Yo-
Arjun- If you mean that Kenyan coffees and Burgundian wines are both too expensive, then yes.
One thing to understand is that there is much more to coffee roasting than simply light and dark. There are 120 (ish) different reactions that happen in the first 8 minutes. They happen at different times or some may or may not occur depending on the roast. We generally think of coffee roasting in terms of light and dark, when the roast style, or journey from green to brown, is also important.
But back to light and dark for simplicitys sake-- Acidity for me is a lot of what gives flavor and differentiability to each coffee. As a coffee gets roasted darker many of the compounds and shit begin to break down and carbon is introduced. This can 'homogenize' the flavor to just "coffee flavor". When people say they like "chocolately" coffee I feel like they don't like coffee, just as a buttery chardonnay drinker just doesn't like chardonnay. At this point you are tasting the process more than the coffee itself, such as drinking a wine of an irrigated vineyard that is chaptalized and inoculated and pumped with shit tons of sulphur and oak etc.
Additionally coffee that is roasted quite light and pulled far before any carbon introduction lacks development in many ways and tastes bright, green, astringent etc. Light roasted coffee is definitely what I consider the coffee I drink to be, but so much of it can be crap. I like natural wines, but so many natural wines can be natural just for naturals sake and taste not so good.

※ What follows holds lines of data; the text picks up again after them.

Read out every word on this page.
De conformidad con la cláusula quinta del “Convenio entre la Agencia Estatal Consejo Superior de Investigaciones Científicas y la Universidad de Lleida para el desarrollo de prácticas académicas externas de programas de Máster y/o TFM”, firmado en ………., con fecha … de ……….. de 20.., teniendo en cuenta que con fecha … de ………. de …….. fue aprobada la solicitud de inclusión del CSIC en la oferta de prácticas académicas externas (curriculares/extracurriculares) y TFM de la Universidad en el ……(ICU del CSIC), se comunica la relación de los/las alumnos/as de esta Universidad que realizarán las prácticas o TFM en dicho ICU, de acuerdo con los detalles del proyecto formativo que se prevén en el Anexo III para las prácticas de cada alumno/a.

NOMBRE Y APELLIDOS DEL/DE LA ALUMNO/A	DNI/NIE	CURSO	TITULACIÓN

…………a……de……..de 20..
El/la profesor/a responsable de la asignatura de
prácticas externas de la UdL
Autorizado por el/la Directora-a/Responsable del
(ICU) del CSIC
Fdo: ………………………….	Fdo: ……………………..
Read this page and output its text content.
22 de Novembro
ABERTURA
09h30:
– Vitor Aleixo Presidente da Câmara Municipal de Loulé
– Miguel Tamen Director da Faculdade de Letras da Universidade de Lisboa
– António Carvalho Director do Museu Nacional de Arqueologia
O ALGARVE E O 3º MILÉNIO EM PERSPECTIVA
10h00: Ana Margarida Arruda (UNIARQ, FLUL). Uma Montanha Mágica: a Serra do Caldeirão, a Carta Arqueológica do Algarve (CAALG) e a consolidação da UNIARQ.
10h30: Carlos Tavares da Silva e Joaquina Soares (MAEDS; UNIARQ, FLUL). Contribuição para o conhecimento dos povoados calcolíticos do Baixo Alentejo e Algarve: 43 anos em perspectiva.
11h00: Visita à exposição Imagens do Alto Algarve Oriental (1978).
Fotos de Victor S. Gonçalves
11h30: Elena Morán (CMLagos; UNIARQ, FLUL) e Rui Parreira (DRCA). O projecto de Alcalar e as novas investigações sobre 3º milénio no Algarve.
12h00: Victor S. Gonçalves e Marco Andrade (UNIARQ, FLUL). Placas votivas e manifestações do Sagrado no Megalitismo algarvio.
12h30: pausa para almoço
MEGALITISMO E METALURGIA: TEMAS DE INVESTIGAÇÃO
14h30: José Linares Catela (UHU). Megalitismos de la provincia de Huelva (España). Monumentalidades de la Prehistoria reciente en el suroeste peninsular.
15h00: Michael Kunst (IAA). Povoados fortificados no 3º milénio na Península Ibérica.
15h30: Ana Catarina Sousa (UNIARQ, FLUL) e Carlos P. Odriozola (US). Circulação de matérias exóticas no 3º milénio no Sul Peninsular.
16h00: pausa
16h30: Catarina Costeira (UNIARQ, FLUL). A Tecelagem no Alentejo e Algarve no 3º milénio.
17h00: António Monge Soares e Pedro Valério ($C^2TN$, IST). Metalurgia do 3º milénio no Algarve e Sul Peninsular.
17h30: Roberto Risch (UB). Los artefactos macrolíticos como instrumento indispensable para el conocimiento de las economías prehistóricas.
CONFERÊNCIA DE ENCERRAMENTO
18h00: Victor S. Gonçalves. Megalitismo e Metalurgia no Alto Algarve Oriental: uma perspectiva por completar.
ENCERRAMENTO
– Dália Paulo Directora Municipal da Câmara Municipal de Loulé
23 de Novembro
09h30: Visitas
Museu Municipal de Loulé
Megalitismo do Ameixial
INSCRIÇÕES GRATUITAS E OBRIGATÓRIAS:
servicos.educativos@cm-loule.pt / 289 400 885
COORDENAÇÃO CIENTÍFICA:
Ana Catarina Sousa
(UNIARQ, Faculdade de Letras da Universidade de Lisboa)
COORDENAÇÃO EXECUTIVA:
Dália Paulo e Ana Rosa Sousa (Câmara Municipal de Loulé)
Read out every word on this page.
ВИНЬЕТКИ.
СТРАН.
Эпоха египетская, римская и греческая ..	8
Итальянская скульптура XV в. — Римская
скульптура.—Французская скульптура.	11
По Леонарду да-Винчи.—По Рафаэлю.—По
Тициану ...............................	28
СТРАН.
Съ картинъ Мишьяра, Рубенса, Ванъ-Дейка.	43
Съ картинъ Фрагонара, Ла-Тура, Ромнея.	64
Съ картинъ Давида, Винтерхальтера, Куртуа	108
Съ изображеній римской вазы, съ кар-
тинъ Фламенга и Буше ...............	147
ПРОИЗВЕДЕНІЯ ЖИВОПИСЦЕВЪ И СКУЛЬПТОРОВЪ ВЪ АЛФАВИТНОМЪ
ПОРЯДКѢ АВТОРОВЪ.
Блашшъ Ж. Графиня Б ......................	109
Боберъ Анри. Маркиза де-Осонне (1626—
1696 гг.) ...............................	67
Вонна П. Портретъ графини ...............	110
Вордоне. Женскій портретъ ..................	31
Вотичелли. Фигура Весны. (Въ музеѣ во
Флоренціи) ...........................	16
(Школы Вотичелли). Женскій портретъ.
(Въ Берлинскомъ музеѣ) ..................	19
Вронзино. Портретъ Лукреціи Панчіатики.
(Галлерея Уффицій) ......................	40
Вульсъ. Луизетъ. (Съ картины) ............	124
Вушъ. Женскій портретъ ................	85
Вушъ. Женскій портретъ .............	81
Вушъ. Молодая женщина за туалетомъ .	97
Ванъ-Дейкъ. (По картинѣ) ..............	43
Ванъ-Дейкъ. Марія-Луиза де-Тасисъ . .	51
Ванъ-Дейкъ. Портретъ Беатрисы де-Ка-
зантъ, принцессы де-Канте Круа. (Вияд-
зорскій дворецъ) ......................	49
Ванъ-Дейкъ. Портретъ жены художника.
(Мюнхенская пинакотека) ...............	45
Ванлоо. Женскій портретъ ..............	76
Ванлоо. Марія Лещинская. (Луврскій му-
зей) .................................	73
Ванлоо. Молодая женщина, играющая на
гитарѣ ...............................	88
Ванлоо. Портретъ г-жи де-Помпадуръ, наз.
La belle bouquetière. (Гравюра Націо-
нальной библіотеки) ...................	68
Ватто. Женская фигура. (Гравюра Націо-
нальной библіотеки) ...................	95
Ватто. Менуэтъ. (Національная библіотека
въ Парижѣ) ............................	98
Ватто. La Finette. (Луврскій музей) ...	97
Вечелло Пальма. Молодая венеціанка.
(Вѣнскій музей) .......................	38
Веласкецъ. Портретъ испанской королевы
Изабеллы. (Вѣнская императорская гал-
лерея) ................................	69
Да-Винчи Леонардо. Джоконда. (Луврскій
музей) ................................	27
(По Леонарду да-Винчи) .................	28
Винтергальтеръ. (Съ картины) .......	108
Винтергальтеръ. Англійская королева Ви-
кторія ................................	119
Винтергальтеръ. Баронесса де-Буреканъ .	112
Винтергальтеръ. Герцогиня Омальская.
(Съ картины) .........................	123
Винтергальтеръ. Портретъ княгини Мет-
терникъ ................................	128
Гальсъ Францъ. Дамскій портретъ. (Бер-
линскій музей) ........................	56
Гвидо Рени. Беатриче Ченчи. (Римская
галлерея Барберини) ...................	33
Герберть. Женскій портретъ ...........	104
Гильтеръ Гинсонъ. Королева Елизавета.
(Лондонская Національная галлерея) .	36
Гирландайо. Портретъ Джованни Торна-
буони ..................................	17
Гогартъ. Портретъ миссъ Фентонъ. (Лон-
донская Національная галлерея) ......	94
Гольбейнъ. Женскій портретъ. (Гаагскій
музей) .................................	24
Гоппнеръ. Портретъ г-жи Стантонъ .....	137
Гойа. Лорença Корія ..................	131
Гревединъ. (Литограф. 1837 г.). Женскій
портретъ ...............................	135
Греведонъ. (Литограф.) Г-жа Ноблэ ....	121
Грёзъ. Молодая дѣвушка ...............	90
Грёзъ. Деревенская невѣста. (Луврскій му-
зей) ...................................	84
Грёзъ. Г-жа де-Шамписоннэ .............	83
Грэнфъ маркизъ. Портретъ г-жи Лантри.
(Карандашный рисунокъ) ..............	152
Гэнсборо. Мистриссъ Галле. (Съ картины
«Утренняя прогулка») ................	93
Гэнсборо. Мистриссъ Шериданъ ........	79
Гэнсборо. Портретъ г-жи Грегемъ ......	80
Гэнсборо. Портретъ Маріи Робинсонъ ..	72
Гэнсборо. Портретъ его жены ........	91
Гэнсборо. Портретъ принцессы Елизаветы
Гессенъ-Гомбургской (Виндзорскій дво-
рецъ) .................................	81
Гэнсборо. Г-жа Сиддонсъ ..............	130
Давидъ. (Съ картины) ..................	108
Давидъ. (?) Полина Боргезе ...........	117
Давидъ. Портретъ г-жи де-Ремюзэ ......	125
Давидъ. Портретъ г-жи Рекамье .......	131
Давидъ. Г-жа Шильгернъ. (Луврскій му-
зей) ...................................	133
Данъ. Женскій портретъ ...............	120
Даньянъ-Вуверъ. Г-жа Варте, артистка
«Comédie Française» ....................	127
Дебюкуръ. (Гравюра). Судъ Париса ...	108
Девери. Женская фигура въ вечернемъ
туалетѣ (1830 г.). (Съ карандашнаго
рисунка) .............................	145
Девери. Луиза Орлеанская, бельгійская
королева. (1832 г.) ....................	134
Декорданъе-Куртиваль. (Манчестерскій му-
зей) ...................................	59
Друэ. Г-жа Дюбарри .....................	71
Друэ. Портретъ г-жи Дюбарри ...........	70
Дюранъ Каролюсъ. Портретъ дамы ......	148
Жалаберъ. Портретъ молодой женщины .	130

As far as how coffee fits into the whole wine thread thing: I've been lucky enough to serve light roasted coffee to people who like dark roasted coffee and to serve light, fresh honest wines to people who like super extracted lab experiments. I've been lucky enough to serve the same people actually, and its been quite a fun thing to observe. There is generally a group of people who don't necessarily know much (not in a bad way) and ask in the morning for the darkest coffee and in the evening for the boldest wine. These people seem to hate acidity and often times you have to tell them to shut their eyes and their mouth (nicely) and give them something that they shouldn't think of as wine/coffee, and they tend to like it.
Then there is a group of people who know quite a bit and immediately start naming off what parts of costa rica they have been to and how they are still so jet lagged from flying back in from provence last week. Generally you have the same approach, shut up (nicely) drink this, enjoy.
Then there are people who don't know a damn thing (which i dont either) and just want something enjoyable and want to trust someone to give them something enjoyable. They shell out the same $12 for a glass of wine or $3.50 for a cup of coffee and love it or hate it blindly. Those are some of my favorites.